Se trata de una extensa y animada mezcla… a veces abrumadora, a menudo imperfecta, pero fiel a la intención original. Al ir más allá de la tendencia generalizada de darle prioridad a las agendas burocráticas, económicas y de otro tipo, simplemente queríamos ofrecer el espacio, tanto de forma figurativa como literal, para que los diseñadores, sus partidarios y el público pudieran hacer lo que hacen.

¿Existe un impacto duradero para los distritos históricos de Beijing?

Esto no quiere decir que la Semana del Diseño de Beijing no tenga propósito alguno; de hecho, podría decirse que ha jugado un papel importante en la conformación del mismo Beijing. En Dashilar, un distrito histórico extendido en capas de forma única justo al sur de la Plaza de Tiananmén, la Semana del Diseño en Beijing sirvió como catalizador para reimaginar un área que había experimentado mejores días y que fue amenazada por el tipo de “renovación” que había destruido otros recintos históricos a su alrededor.
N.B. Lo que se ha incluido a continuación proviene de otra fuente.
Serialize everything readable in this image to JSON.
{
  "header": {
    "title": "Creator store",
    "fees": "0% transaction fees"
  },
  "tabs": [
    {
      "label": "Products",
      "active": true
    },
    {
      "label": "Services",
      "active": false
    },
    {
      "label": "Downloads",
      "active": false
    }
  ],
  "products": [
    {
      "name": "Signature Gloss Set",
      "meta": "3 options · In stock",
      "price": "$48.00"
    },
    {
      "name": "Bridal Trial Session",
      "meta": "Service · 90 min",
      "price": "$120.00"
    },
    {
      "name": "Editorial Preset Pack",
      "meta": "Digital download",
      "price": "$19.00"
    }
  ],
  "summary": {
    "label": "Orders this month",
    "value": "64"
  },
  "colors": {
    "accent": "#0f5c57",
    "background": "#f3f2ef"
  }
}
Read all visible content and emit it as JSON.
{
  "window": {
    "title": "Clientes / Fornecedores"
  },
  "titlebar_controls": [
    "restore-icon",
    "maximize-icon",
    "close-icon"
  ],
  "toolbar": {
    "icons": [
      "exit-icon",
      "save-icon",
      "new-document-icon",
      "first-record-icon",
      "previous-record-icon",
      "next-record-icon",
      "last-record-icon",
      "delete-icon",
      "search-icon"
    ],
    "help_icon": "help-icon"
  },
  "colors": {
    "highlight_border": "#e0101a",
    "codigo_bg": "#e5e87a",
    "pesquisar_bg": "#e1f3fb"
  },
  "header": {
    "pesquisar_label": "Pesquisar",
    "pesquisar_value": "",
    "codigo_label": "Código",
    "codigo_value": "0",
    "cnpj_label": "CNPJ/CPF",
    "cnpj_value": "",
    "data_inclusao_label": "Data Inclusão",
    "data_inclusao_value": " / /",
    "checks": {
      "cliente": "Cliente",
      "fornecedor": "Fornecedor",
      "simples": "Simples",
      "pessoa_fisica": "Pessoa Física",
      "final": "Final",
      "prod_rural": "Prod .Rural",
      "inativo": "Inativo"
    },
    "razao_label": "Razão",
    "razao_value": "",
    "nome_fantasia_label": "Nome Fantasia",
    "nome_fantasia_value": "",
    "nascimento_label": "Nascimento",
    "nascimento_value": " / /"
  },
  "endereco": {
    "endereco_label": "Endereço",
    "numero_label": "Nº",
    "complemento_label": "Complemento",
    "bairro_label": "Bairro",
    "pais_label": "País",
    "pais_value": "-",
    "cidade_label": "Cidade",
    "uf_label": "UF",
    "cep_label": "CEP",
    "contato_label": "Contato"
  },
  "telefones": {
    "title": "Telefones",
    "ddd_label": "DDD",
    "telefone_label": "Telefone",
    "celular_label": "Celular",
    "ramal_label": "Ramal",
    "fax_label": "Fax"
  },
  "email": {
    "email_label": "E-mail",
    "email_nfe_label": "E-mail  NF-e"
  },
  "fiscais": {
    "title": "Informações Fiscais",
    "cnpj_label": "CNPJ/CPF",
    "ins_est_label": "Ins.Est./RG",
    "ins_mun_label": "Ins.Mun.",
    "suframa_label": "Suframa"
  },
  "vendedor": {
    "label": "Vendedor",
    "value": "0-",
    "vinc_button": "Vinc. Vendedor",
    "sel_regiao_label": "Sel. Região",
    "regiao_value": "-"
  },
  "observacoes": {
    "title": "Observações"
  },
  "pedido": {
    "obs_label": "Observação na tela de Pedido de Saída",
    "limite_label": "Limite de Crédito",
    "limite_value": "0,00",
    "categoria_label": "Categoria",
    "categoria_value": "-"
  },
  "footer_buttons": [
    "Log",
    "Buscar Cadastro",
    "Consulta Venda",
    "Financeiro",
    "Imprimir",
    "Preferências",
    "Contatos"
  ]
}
Popular Architecture Office (PAO) es una de las empresas que trabajan en la zona histórica de Dashilar, la cual hace diseños para modernizar y preservar las casas tradicionales de Beijing al entretejer nuevos elementos en las estructuras centenarias. (Crédito: People's Architecture Office)

Popular Architecture Office (PAO) es una de las empresas que trabajan en la zona histórica de Dashilar, la cual hace diseños para modernizar y preservar las casas tradicionales de Beijing al entretejer nuevos elementos en las estructuras centenarias. (Crédito: People’s Architecture Office)

Al atraer una renovada atención a Dashilar en forma de elementos emergentes, exposiciones y otros proyectos que incluyen propuestas de asientos para el público y espacios comunitarios (algunos han sido implementados) y colaboraciones con artesanos locales, la Semana del Diseño en Beijing ayudó a fortalecer el caso para la implementación de una estrategia de revitalización que le permitiera un futuro al vecindario, que respetara con mayor sensibilidad su historia, trama urbana y residentes existentes.

Cinco años después, aún es demasiado pronto para declarar el éxito y decir que Dashilar ha sido “rescatado”. Sin embargo, la Semana del Diseño de Beijing —o, más importante aún, sus colaboradores y participantes— sin duda pueden asegurar que por lo menos frenó el proceso de destrucción, atrajo la atención de los legisladores hacia las alternativas y estableció a Dashilar en una mejor ruta.

Las consecuencias incluso podrían ser más amplias: por invitación del supervisor designado por el gobierno de la zona, la Semana del Diseño de Beijing de este año puso en marcha otra iniciativa en el histórico vecindario de Baitasi que dio a conocer los proyectos que van desde casos de estudio de viviendas, por los prominentes estudios chinos contemporáneos TAO Office, Standardarchitecture y Vector Architects, hasta una clínica gratuita para ancianos.

No tengo ninguna duda de que la Semana del Diseño de Beijing tiene un futuro significativo de una forma u otra, lo cual era exactamente el punto. Acogemos el caos: fue un evento diseñado para tener una actitud receptiva y abierta que permitiera que evolucione, responda a las condiciones cambiantes y sobreviva y florezca en la fuerza de su alcance y diversidad de interesados. Algo que puedo decir con certeza, orgulloso de tanta gente de Beijing, es que la Semana del Diseño de Beijing definitivamente no me necesita.